Intake questions (with the family, gently)
- Has anyone opened probate? Where, and what kind (summary/formal)? Get the case number
- Is there a will? Who is named personal representative — and are they the person you're talking to?
- Was this the decedent's homestead? (Changes everything: spousal/minor-child rights, who signs, how it passes)
- Trust or Lady Bird deed in the picture? The property may bypass probate entirely — good news worth confirming
- Who are the heirs, where are they, and do they agree? Geography is logistics; disagreement is law
- Known debts, liens, mortgages, reverse mortgages?
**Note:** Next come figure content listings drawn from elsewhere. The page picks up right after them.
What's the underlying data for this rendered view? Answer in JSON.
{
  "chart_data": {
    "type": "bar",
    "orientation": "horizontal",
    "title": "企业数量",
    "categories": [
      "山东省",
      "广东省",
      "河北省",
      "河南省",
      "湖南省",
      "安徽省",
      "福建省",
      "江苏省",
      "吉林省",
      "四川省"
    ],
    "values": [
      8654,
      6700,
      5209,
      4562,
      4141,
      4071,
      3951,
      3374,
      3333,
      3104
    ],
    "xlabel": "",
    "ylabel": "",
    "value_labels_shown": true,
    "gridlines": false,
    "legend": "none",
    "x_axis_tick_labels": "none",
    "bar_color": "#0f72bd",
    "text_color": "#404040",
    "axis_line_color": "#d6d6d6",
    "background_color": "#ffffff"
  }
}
Estate creditors meet the closing statement
Documents to request at intake
- Death certificate
- Letters of administration (or the summary administration order) if probate is open
- The will, if probate hasn't been opened yet
- The deed as the family understands it — we'll pull the record version
- Any trust documents or prior title policy in the house files
Contract craft for estate sales
Build the contract around authority, not hope: closing dates keyed to letters/court approval where needed, court-approval contingencies when the proceeding requires it, deposit hardening aligned with the authority timeline, and disclosure language fitted to a seller who never lived in the property. Have the drafting reviewed — a well-built estate contract survives court schedules; a standard form with an optimistic date rarely does.